Black cannot save his Knight, and so falls behind by a pawn or two.

15.h3 Nd4+ 

Better was 15...Nh2+ 16.hxg4 Nxg4

16.hxg4 c5 

17.g5 Kd7 18.Be3 Qb6 19.Kc1 Ne7 

The game remains complicated, but White is clearly better.

20.gxh6 gxh6 21.Nd2 Raf8 22.Nc4 Qc6 23.Bxd4 cxd4 24.Qxd4 Kc8 

Things begin to slip away.

25.Nxd6+ Kc7 26.Nc4 b6 27.Qe5+ Kd8 28.Qb8+ Nc8 29.Ne5 Qc7 30.Qxc7+ Kxc7 31.Ng6 Black resigned

Thursday, July 11, 2019

Jerome Gambit: Beware the Refutation

The Jerome Gambit (1.e4 e5 2.Nf3 Nc6 3.Bc4 Bc5 4.Bxf7+) is an opening with many refutations. That said, it is still necessary for the opponent to play out the line to a win.
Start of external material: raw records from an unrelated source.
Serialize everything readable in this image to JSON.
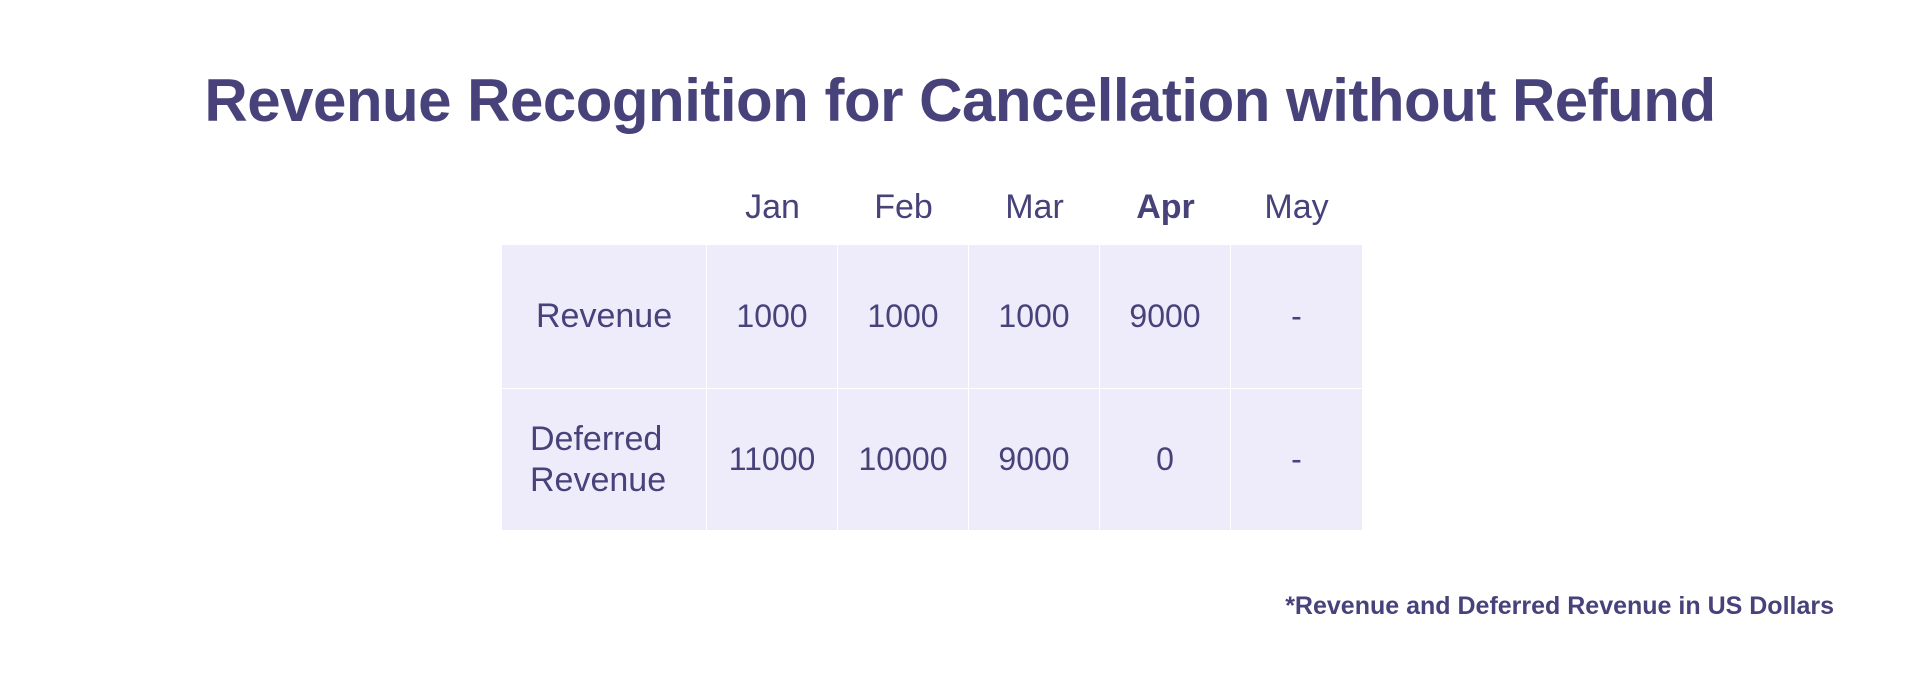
{
  "title": "Revenue Recognition for Cancellation without Refund",
  "table": {
    "columns": [
      {
        "label": "Jan",
        "bold": false
      },
      {
        "label": "Feb",
        "bold": false
      },
      {
        "label": "Mar",
        "bold": false
      },
      {
        "label": "Apr",
        "bold": true
      },
      {
        "label": "May",
        "bold": false
      }
    ],
    "rows": [
      {
        "label": "Revenue",
        "values": [
          "1000",
          "1000",
          "1000",
          "9000",
          "-"
        ]
      },
      {
        "label_line1": "Deferred",
        "label_line2": "Revenue",
        "values": [
          "11000",
          "10000",
          "9000",
          "0",
          "-"
        ]
      }
    ]
  },
  "footnote": "*Revenue and Deferred Revenue in US Dollars",
  "colors": {
    "text": "#47427a",
    "cell_background": "#eeebfb",
    "page_background": "#ffffff"
  }
}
After all, it is not likely that White will see one strong move, and then resign...

In the following game, the "refutation" leads to a win in 13 moves - for White.

Wall, Bill - Guest15060744, 2019

1.e4 e5 2.Nf3 Nc6 3.Bc4 Bc5 4.Bxf7+ 

4...Kxf7 5.Nxe5+ Nxe5 6.d4 Qh4 

This is Black's strongest response to 6.d4. Bill has faced it 39 time, scoring 83%. 

7.O-O Ng4

The Database has 280 games with this move (White scores 67%), starting with Sorensen - X, Denmark, 1888 (1-0, 27).

8.h3 Nxf2 

Black sacrifices to break up White's King's shelter - but he overlooks his own King's safety.

9.Rxf2+ Nf6 10.dxc5 Kg8 

The monarch ducks out of the Rook's pin on his Knight. Alas, the Knight can not move, anyhow, as it would lead toward Qd5 checkmate.